Brandon's Blog

7/15/2023

Behind on Music

As with so many services these days, Youtube Music is a sort of devil's bargain to capture an unthinkably high consumer surplus (vis a vis CD buying in the 90s) at the expense of some degree of autonomy. The Now Playing view on CarPlay no longer even shows the album a song comes from; clearly the winds are blowing toward an imposed lack of awareness and interest in any organization of music besides The Algorithm. It's passive-aggressive but not a huge issue by any means.

It has changed the way I consume music, and I can tell The Algorithm is quite aware of it. I have gravitated away from albums, but beyond that I have allowed The Algorithm to dig deep ruts. I am a playlist guy. More than ever, I grind songs over and over, studying them, deeply enjoying them, and then I wander away to something else. I know I've had the "repeat one" pattern to some extent for a long time, but this feels different and more severe. It's "Maroon" by Taylor Swift, then "Circles" by Post Malone, then "Saturday Nights" by Khalid, then "Higher Love" by Steve Winwood.

And The Algorithm is quite happy to follow "Saturday Nights" with Charlie Puth maybe half the time. It sometimes feels like the time I somehow got an 80% feel for the random number pattern of our Bop It game: one song to the next, and a bad transition slowly gets trained out of the balance until it's forgotten. Then the songs are forgotten in turn.

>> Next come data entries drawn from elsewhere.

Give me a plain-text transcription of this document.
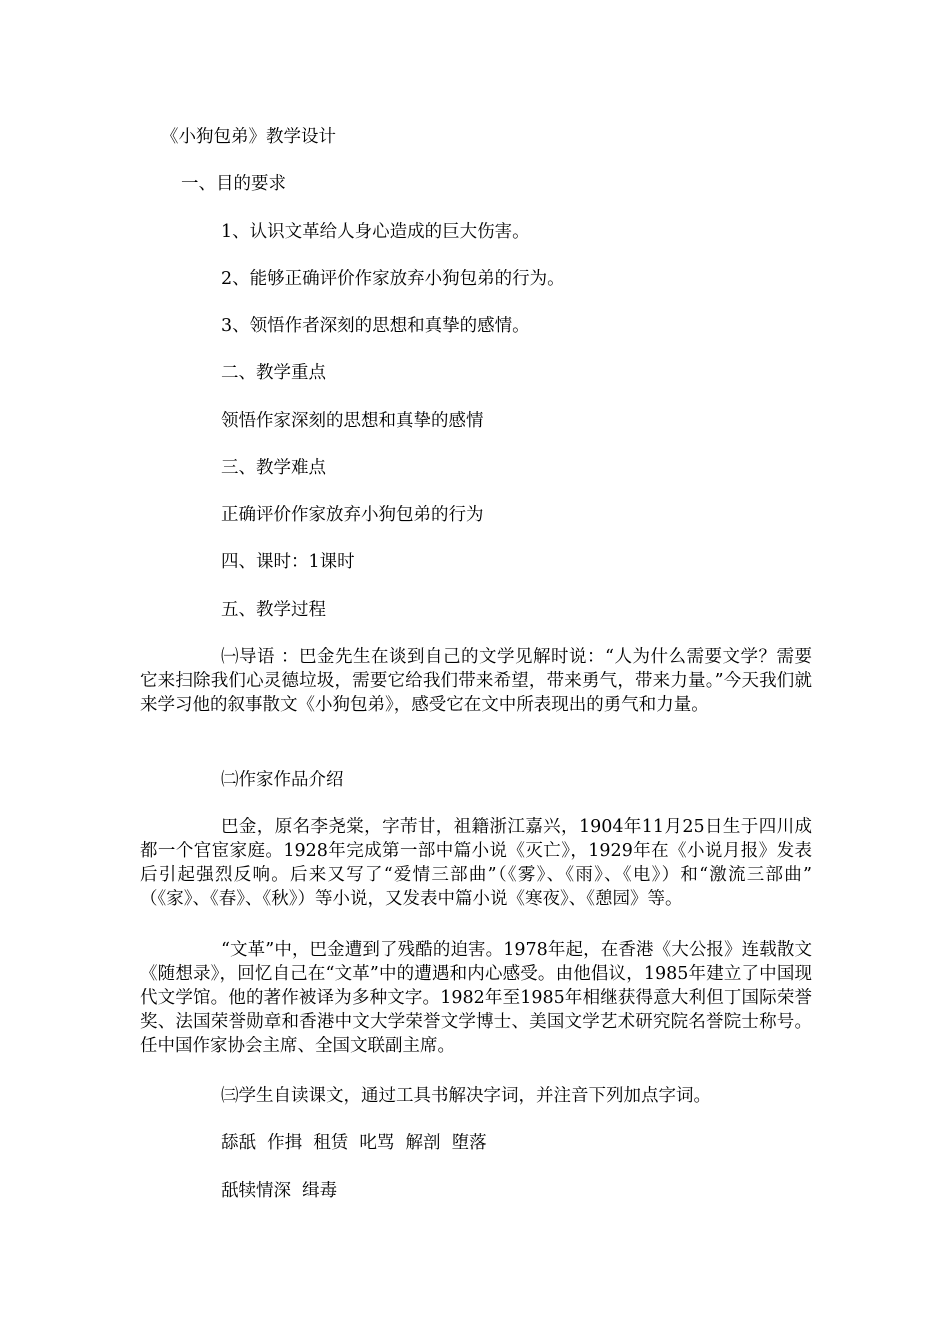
《小狗包弟》教学设计
一、目的要求
1、认识文革给人身心造成的巨大伤害。
2、能够正确评价作家放弃小狗包弟的行为。
3、领悟作者深刻的思想和真挚的感情。
二、教学重点
领悟作家深刻的思想和真挚的感情
三、教学难点
正确评价作家放弃小狗包弟的行为
四、课时：1课时
五、教学过程
㈠导语 ：巴金先生在谈到自己的文学见解时说：“人为什么需要文学？需要它来扫除我们心灵德垃圾，需要它给我们带来希望，带来勇气，带来力量。”今天我们就来学习他的叙事散文《小狗包弟》，感受它在文中所表现出的勇气和力量。
㈡作家作品介绍
巴金，原名李尧棠，字芾甘，祖籍浙江嘉兴，1904年11月25日生于四川成都一个官宦家庭。1928年完成第一部中篇小说《灭亡》，1929年在《小说月报》发表后引起强烈反响。后来又写了“爱情三部曲”（《雾》、《雨》、《电》）和“激流三部曲” （《家》、《春》、《秋》）等小说，又发表中篇小说《寒夜》、《憩园》等。
“文革”中，巴金遭到了残酷的迫害。1978年起，在香港《大公报》连载散文《随想录》，回忆自己在“文革”中的遭遇和内心感受。由他倡议，1985年建立了中国现代文学馆。他的著作被译为多种文字。1982年至1985年相继获得意大利但丁国际荣誉奖、法国荣誉勋章和香港中文大学荣誉文学博士、美国文学艺术研究院名誉院士称号。任中国作家协会主席、全国文联副主席。
㈢学生自读课文，通过工具书解决字词，并注音下列加点字词。
舔舐  作揖  租赁  叱骂  解剖  堕落
舐犊情深  缉毒
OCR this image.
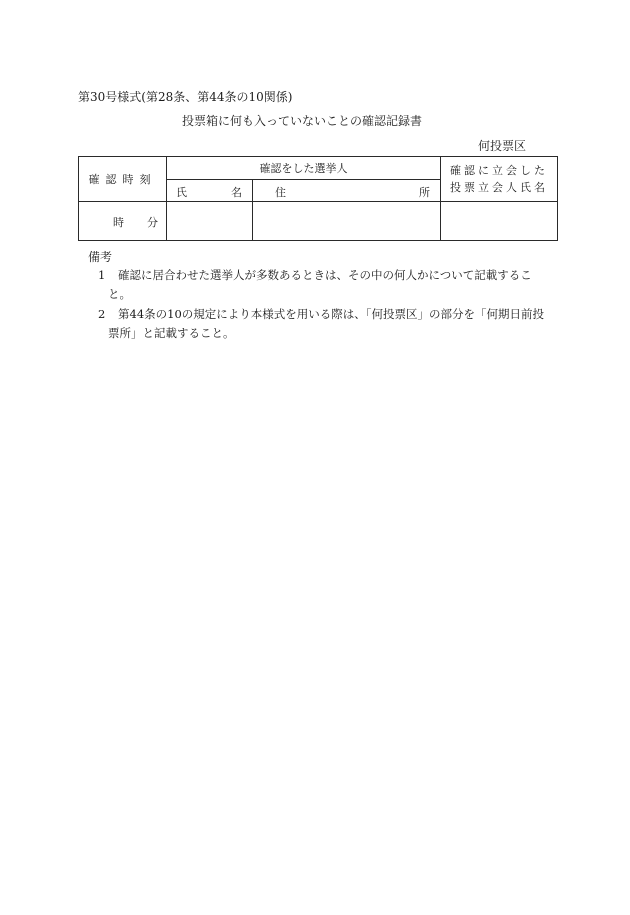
第30号様式(第28条、第44条の10関係)
投票箱に何も入っていないことの確認記録書
何投票区
確認時刻	確認をした選挙人		確認に立会した
投票立会人氏名

	氏 名	住 所	

時 分			

備考
1	確認に居合わせた選挙人が多数あるときは、その中の何人かについて記載するこ
と。
2	第44条の10の規定により本様式を用いる際は、「何投票区」の部分を「何期日前投
票所」と記載すること。
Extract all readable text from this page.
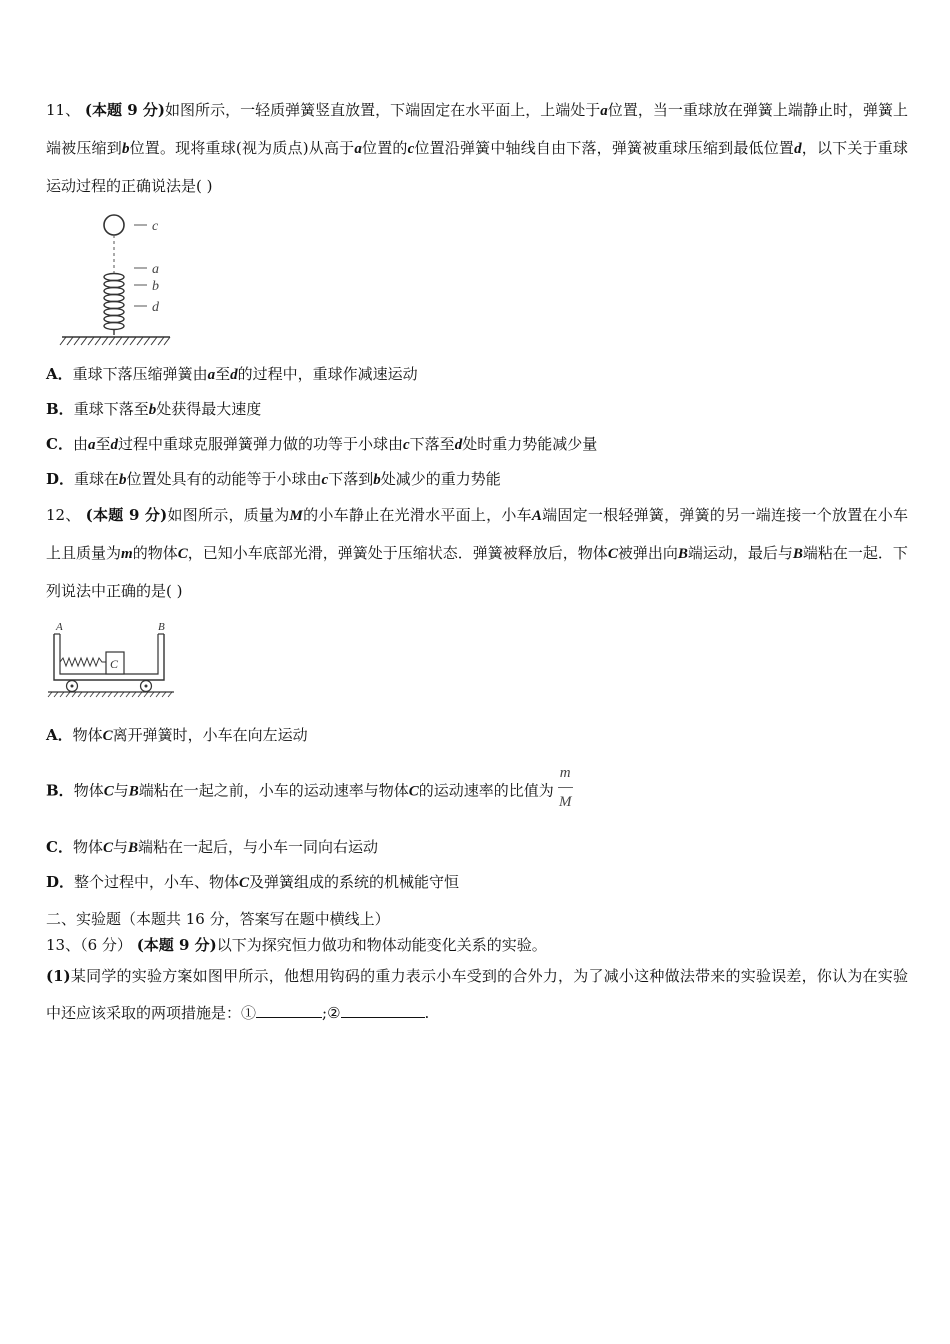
11、 (本题 9 分)如图所示，一轻质弹簧竖直放置，下端固定在水平面上，上端处于a位置，当一重球放在弹簧上端静止时，弹簧上端被压缩到b位置。现将重球(视为质点)从高于a位置的c位置沿弹簧中轴线自由下落，弹簧被重球压缩到最低位置d，以下关于重球运动过程的正确说法是( )

c
a
b
d

A．重球下落压缩弹簧由a至d的过程中，重球作减速运动

B．重球下落至b处获得最大速度

C．由a至d过程中重球克服弹簧弹力做的功等于小球由c下落至d处时重力势能减少量

D．重球在b位置处具有的动能等于小球由c下落到b处减少的重力势能

12、 (本题 9 分)如图所示，质量为M的小车静止在光滑水平面上，小车A端固定一根轻弹簧，弹簧的另一端连接一个放置在小车上且质量为m的物体C，已知小车底部光滑，弹簧处于压缩状态．弹簧被释放后，物体C被弹出向B端运动，最后与B端粘在一起．下列说法中正确的是( )

A	B
C

A．物体C离开弹簧时，小车在向左运动

B．物体C与B端粘在一起之前，小车的运动速率与物体C的运动速率的比值为 $\frac{m}{M}$

C．物体C与B端粘在一起后，与小车一同向右运动

D．整个过程中，小车、物体C及弹簧组成的系统的机械能守恒

二、实验题（本题共 16 分，答案写在题中横线上）

13、（6 分） (本题 9 分)以下为探究恒力做功和物体动能变化关系的实验。

(1)某同学的实验方案如图甲所示，他想用钩码的重力表示小车受到的合外力，为了减小这种做法带来的实验误差，你认为在实验中还应该采取的两项措施是：①	;②	.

I can't say it's a bad thing overall, but I do feel like the album pattern is something worth being moored to, to some extent. I like sitting down and feeling the coherent trajectory of a self-contained vision for music. The Algorithm feels like walking your way through an Olive Garden menu using the wine pairings. Does "Zombie" by the Cranberries really follow "All for You" by Sister Hazel? I mean, I guess so? But you do have the ever-present counter-issue of albums that just aren't that good. It's a chellange to balance it, but I do think we're better off now than we were before. I wish the artists could say the same.